I kept bees from the late 70s through the late 80s. This period of time has been termed (by some) the "golden age" of beekeeping. I bought my first colony of bees I believe in 77 or 78. Expanded to a maximum of 15 colonies; although for a couple of years I two-queened a fews colonies, reducing the fluctuating total to 12 to 15 colonies. I also moved colonies (here in Texas only). My average production at a fixed location here in East Texas was 3 medium supers (about 125-135 pounds) per year. This varied but little because I basically ran midnites which I eventually requeened every fall. On my migratory colonies (5), I averaged 7-8 medium supers (over 300 pounds) per year. On the colonies which I two-queened (fixed location), I also averaged about 7-8 medium supers (over 300 pounds) per year. 

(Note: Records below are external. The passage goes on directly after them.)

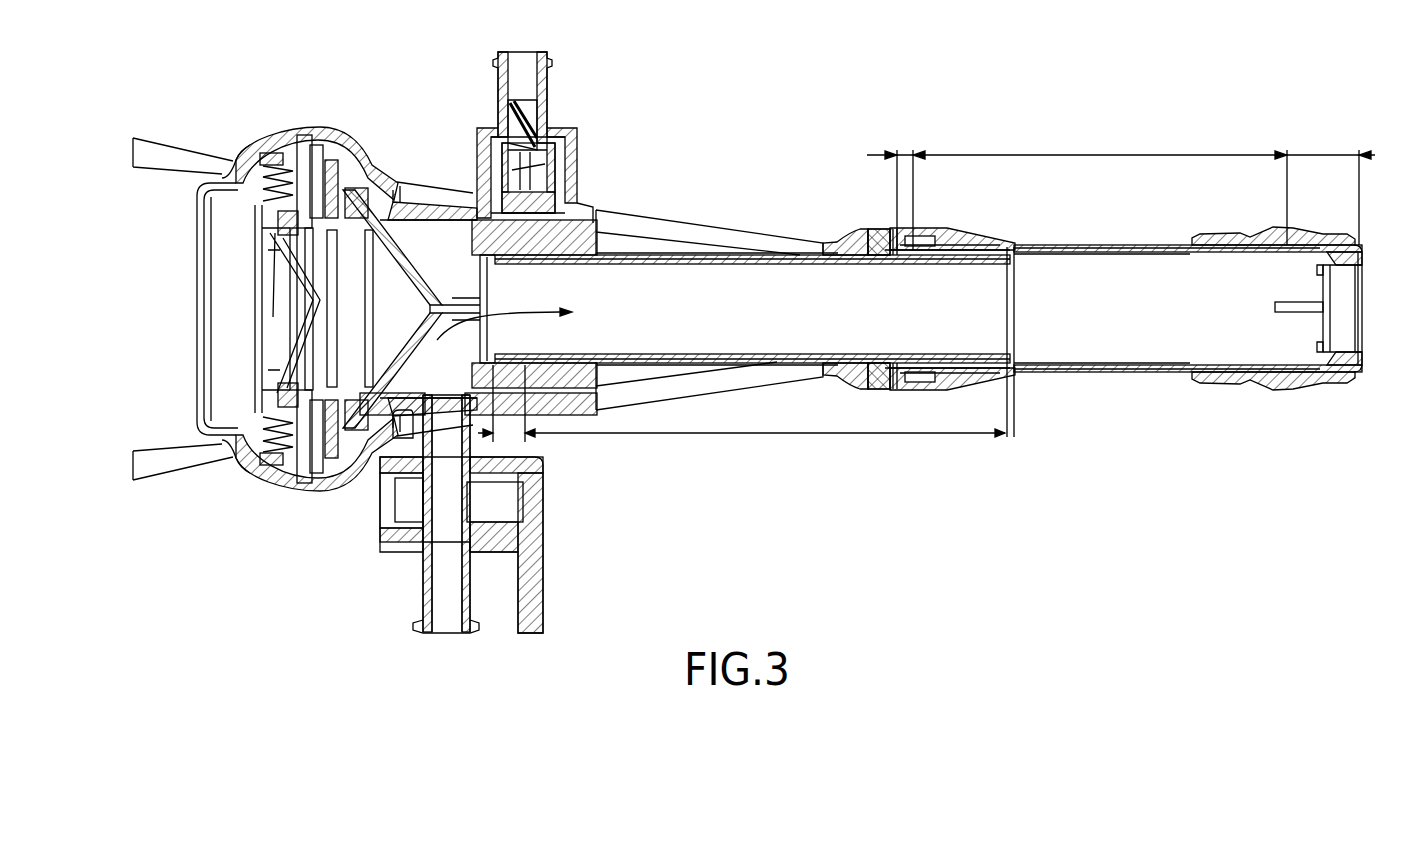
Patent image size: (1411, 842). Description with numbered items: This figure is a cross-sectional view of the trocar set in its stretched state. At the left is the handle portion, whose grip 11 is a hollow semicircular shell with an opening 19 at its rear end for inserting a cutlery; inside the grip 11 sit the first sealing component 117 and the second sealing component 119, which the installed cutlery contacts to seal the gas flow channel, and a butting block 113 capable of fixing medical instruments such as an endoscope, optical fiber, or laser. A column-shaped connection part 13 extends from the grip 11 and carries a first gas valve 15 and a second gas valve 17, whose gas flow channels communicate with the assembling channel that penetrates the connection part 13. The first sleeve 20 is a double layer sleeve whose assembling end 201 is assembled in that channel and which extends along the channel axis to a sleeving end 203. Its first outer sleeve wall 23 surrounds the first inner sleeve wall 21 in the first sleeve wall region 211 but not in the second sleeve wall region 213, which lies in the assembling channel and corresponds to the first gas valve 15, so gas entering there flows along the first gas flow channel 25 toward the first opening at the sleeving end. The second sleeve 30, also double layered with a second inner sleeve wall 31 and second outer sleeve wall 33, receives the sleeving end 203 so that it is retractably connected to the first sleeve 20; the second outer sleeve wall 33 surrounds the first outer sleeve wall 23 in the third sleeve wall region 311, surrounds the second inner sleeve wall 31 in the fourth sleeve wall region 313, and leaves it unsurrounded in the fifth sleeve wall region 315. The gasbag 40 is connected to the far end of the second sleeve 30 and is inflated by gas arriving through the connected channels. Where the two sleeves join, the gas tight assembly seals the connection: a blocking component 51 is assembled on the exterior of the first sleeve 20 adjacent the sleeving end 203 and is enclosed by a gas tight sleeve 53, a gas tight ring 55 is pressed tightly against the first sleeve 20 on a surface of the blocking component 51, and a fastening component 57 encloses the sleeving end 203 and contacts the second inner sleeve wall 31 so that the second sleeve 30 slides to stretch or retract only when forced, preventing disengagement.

The grip 11 is at (275, 140).
The connection part 13 is at (430, 188).
The first gas valve 15 is at (567, 137).
The second gas valve 17 is at (543, 585).
The opening 19 is at (218, 286).
The first sleeve 20 is at (633, 283).
The first inner sleeve wall 21 is at (740, 250).
The first outer sleeve wall 23 is at (681, 258).
The first gas flow channel 25 is at (796, 253).
The second sleeve 30 is at (1060, 287).
The second inner sleeve wall 31 is at (1110, 250).
The second outer sleeve wall 33 is at (1172, 250).
The gasbag 40 is at (1226, 237).
The blocking component 51 is at (879, 240).
The gas tight sleeve 53 is at (962, 235).
The gas tight ring 55 is at (842, 245).
The fastening component 57 is at (1009, 255).
The butting block 113 is at (232, 160).
The first sealing component 117 is at (268, 250).
The second sealing component 119 is at (388, 186).
The assembling end 201 is at (480, 132).
The sleeving end 203 is at (1010, 330).
The first sleeve wall region 211 is at (758, 436).
The second sleeve wall region 213 is at (510, 435).
The third sleeve wall region 311 is at (905, 153).
The fourth sleeve wall region 313 is at (1130, 153).
The fifth sleeve wall region 315 is at (1325, 153).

I quit beekeeping in about 87 or 88. Mainly because of moving but also because of cheap honey due to Chinese imports.

I was injured in a logging accident November 3, 2008, broke 3 vertebrae in my back, and also brain damage to my optical nerves #4 and #6. Also, somewhat to my thought processes as I have noticed. My family had been after me to quit logging for years, and I guess this has forced the issue. I have hopes of eventually providing for my family beekeeping.

I purchased 2 colonies, middle of March (after months of studying beekeeping), made an informed decision to try small cell. Currently have split to 5 colonies, and will be making splits again in a month or so to 10 colonies, and Lord willing (best laid plans of mice and men), will split again in the spring to 20 colonies. Also, I intend to plant for bee pasture this fall for next years honey production.

I hope this will help people to make informed decision on value of my advice; although I just hope to share my experiences, go to Michael Bush (that's where I go) or others if you want advice.


Thanks


----------



## DiverDog (Apr 22, 2009)

I myself didnt want to see how many hives a person had to determine whether their advice was any good or not. I'm just curious. The ? gets asked a good bit and I'm surprised how many of you are against it. The guy didnt say he wasnt gonna take advice from a guy with only one hive.:doh: I take all my advice with grain of salt, not just here but everywhere and with everything. What might work for one sure won't work for another, that has been proven time and time again. I never thought about putting the info in the sig. line and now will do so. I think its time to lock this thread and everyone now move on to talking about bees!


----------



## Sundance (Sep 9, 2004)

DiverDog said:


> I think its time to lock this thread and everyone now move on to talking about bees!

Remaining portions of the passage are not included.